The union faced somewhat of an identity crisis in the 1990s, both as the transition from socialism to Western-style free market capitalism had degraded certain workers' rights and social benefits that Podkrepa had claimed to champion, and as Trenchev found himself at odds with SDS leadership, going as far as to dub SDS leader Ivan Kostov "scum".

Some of the more hard-line members left and formed different trade unions, such as "Promyana", a movement which sought to take the socialists down from power. However, these splinter movements proved unpopular and ineffective, fading into irrelevance relatively quickly. In the subsequent development of the trade union system in the country, CITUB solidified its role as Bulgaria's leading syndicate, consistently beating out Podkrepa in membership numbers through the years.
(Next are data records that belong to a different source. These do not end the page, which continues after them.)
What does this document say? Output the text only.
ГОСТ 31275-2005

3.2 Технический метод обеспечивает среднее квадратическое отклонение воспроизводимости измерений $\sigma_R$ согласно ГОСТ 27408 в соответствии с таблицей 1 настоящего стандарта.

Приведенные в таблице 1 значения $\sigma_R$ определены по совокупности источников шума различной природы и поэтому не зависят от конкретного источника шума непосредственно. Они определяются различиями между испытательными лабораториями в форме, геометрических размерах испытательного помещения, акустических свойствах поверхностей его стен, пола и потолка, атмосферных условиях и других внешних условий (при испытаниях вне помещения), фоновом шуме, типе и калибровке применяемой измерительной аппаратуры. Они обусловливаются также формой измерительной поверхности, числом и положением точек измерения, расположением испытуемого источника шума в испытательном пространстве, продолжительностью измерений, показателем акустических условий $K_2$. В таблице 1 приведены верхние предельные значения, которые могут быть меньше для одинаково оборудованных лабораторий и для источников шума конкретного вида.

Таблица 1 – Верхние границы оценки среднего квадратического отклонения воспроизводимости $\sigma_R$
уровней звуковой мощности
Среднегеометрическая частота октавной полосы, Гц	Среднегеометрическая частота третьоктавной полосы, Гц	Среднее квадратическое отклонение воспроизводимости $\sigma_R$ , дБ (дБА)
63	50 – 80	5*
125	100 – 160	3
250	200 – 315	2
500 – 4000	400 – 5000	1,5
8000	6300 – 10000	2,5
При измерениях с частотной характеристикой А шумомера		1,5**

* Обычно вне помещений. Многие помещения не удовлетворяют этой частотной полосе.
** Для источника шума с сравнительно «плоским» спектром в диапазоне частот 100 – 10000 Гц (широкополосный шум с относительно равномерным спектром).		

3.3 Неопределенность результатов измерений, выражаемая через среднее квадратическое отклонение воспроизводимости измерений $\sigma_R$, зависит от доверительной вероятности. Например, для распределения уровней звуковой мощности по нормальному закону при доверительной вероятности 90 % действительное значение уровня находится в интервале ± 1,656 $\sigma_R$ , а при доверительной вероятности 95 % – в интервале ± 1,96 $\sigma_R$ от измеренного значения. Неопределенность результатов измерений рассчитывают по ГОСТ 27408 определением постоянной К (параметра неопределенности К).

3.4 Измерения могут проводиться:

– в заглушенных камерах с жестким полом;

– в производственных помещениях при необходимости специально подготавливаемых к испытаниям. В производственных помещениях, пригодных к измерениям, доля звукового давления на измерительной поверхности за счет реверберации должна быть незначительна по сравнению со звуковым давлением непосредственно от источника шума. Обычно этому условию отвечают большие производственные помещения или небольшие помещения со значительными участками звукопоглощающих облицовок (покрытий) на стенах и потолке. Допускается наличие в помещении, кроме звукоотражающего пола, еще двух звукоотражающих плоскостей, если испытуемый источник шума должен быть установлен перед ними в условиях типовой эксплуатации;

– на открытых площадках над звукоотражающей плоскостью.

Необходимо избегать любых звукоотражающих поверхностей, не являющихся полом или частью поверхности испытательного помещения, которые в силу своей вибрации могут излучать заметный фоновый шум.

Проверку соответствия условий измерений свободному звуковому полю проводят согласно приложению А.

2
With the remaining movements side-lined, CITUB and Podkrepa were earmarked as the only two nationally representative unions by the Bulgarian government.

=== Reconciliation ===
With Podkrepa having moved away from its rightist roots, it reconciled with CITUB and came to openly cooperate with the Socialist-led government elected in 2005, which it continued to support through to 2009. By this point, Podkrepa had cut all ties to the SDS and refused to endorse its candidate for the 2006 Bulgarian presidential election.

In 2011, Trenchev was pressured by the union's members to resign, but Podkrepa did not accept candidacies for his replacement and as such he remained at the head of the organization. He resigned, citing union members' demands, four years later in 2015, subsequently leaving Podkrepa entirely. This happened amidst a growing stagnation and decline in the labour union movement in general, with membership in labour unions declining from the nearly 100% of workers during the socialist era down to 15.4% in 2016. He was replaced by Dimitar Manolov, who won the leadership election with 476 from a total of 733 votes. However, he also came under criticism for being a member of the board of directors of the Burgas water company, with members questioning whether he would support labour or business interests.

Other members of the original anti-communist era also left the union, attempting to form other small unions, such as the "Defense Syndicate". The unions subsequently criticised each other, with a senior Podkrepa figure stating that they were "people that never moved their ass to go to a protest" and compared a proposed increase in overtime in Bulgaria to measures to policies taken by Viktor Orbán in Hungary.

By this point the union had changed so much since its foundation, that a new generation of leading figures such as Podkrepa's Economics Expert and MEP candidate Vanya Grigorova defined herself as leftist and viewed the government as rightist. A senior member of the union, alongside Grigorova, also became one of the lead organizers of the 2020–2021 Bulgarian protests against the right-wing GERB-United Patriots-SDS government, despite the fact that the union's head still did not support the protest movement.